Fortunately for the developers, they didn’t really depend on the perceived “security” this encryption routine provided. Unfortunately, many methods of defense in depth built into modern web stacks depend on being able to inspect parameters. In our example, this included

  • ASP.NET Request Validation, which usually catches simple XSS payloads and
  • browser hardening measures (such as XSS Auditor in Chrome and Safari)
    that detect input parameters in the HTML response and deny evaluation these expressions and of course
  • any expensive WAFs the customer could’ve put in front of his/her precious application.

However, in this case, both solutions saw the encrypted values only, thus it was pretty trivial to exploit an XSS vulnerability in the application, which would’ve been a pain in the ass to abuse otherwise.

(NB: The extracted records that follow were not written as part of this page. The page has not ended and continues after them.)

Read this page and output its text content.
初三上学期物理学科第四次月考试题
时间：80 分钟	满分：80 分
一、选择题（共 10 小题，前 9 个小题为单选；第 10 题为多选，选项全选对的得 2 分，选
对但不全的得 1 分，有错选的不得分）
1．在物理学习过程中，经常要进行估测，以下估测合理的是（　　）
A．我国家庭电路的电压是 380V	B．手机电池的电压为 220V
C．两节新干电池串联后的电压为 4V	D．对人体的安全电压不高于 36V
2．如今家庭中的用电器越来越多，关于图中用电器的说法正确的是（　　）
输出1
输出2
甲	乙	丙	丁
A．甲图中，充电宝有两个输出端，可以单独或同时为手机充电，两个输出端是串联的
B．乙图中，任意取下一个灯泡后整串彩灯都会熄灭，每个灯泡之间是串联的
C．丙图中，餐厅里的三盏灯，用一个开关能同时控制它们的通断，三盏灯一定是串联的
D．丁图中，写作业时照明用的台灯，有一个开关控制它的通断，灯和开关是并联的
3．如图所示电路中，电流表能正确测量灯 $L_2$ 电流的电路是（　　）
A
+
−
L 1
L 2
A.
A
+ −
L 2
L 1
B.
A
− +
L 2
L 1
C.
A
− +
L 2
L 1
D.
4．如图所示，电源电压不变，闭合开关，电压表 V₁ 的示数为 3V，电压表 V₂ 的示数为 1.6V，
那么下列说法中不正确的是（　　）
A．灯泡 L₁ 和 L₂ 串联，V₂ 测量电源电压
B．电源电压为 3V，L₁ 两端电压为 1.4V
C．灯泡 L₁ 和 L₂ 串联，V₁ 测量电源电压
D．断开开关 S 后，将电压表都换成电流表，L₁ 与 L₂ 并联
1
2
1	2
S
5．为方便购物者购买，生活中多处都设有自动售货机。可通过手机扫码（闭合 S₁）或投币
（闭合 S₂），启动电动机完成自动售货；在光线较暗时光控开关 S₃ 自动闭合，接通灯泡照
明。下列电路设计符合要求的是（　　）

For developers reading this blog post: please use a library that doesn’t expose so many footguns and provides authenticated encryption in a single function or method call like the secretbox API of libsodium/NaCl. If that’s not possible for some reason, at least use integrity protection, preferably in an ETM (Encrypt-then-MAC) scheme, and use a new IV for every encrypted message. And of course keys should be generated randomly for your application (and preferably a different key for each instance such as development, testing and production). And of course develop your application in a way that such an encryption scheme is just a defense-in-depth measure, and the system works in a secure manner even if the key is compromised.